Bettina Judd’s research interests are in Black feminist theory, Black women’s art, and feeling as knowledge production. Her dissertation titled, Feelin’ Feminism: Black Women’s Art, Affect and Feminist Thought explores Black women’s feminist and womanist knowledge production through their creative production. A poet, Ms. Judd is a Cave Canem fellow and has published poems in literary journals such as Mythium and Torch.

Natasha Marin is a community arts organizer. She believes that art is not only made, but also happens naturally– that art can go beyond its own reality into a more profound way of being and seeing the world that can change a person’s life. Working in collaboration with others to create transformative environments for art-making is her passion. She works at 45WEST STUDIOS in downtown Vancouver and lives with her partner, Kelly and their daughter, Roman, in Seattle.

 

 

Khadijah Queen is the author of two poetry collections: Conduit (Black Goat/Akashic 2008), and Black Peculiar, which won the 2010 Noemi Book Award for Poetry and was a finalist for the Gatewood Prize at Switchback Books.

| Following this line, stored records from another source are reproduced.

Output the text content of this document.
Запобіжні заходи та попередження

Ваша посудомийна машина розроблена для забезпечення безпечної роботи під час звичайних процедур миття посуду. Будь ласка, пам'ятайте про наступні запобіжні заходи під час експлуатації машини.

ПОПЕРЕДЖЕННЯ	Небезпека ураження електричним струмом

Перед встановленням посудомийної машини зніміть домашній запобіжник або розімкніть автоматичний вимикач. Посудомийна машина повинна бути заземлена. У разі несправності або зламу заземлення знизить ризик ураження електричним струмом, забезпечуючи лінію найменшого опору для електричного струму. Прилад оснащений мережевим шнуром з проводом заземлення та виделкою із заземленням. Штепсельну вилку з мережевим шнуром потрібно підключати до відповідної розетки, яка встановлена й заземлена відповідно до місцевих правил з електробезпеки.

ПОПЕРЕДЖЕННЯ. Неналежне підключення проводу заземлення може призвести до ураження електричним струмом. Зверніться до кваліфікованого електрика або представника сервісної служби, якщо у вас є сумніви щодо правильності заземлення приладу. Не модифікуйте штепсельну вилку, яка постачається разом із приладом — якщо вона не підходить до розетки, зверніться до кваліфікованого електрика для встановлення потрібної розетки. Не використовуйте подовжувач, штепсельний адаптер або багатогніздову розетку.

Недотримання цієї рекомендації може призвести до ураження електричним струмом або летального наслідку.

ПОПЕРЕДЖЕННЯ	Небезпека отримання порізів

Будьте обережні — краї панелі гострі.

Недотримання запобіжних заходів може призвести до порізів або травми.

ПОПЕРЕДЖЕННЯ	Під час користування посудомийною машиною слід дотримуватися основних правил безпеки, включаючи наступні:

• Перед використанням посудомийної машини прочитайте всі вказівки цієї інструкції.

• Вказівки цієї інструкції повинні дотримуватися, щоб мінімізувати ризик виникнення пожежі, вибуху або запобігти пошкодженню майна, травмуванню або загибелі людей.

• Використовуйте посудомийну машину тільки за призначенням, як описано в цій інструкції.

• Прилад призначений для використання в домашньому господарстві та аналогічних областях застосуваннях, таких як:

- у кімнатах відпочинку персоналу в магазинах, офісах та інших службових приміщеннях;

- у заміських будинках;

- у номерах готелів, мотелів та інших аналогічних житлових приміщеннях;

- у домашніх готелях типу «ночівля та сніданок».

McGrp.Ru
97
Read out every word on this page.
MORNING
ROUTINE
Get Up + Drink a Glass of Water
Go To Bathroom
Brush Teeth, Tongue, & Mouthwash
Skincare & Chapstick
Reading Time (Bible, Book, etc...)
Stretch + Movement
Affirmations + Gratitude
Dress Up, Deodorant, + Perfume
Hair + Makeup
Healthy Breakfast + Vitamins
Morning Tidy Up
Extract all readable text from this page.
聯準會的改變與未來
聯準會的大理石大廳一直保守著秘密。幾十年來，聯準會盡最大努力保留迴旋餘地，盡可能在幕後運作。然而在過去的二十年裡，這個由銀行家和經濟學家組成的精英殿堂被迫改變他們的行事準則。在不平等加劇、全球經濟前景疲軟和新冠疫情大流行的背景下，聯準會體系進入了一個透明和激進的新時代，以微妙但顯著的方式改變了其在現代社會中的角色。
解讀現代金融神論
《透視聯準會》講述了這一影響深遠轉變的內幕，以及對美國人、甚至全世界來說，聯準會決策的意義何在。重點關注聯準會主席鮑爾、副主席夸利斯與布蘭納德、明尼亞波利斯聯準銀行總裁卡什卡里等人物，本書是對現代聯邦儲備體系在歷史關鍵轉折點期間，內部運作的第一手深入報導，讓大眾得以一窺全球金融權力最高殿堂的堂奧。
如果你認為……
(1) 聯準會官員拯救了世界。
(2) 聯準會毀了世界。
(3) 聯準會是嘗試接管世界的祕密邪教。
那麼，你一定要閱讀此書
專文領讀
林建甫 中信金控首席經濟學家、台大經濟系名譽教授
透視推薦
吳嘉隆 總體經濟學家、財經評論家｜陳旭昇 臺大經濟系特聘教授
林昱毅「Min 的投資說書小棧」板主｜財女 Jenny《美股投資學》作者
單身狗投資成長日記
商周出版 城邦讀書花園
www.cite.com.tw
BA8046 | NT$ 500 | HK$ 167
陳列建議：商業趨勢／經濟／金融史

Ashaki M. Jackson is a social psychologist and poet residing in Southern California. She is a Cave Canem fellow and former member of Voices of Our Nations Arts (VONA) and Idyllwild Summer Arts writing communities. In addition to the enclosed publications, various organizations have featured her readings, including Write Word Write Now’s Summer Solstice Reading Series (Detroit, MI), LouderArts at Bar13 (New York, NY), Courting Risk (multiple locations), and Rhapsodomancy (Los Angeles, CA), among others. She is currently mentoring and conducting research for initiatives involving teen girls.

Anastacia-Renee is a writer, Cave Canem Fellow, Hedgebrook Alumna, VONA Alum and Artist Trust EDGE Program Graduate. She is the recipient of the 2004 San Diego Journalism Press Club Award for the article “War Torn.” She is writer, co-director, and co-producer of GOTBREAST? (2007), a documentary about the views of women regarding breast and body image. Her poetry, fiction and nonfiction have been published widely.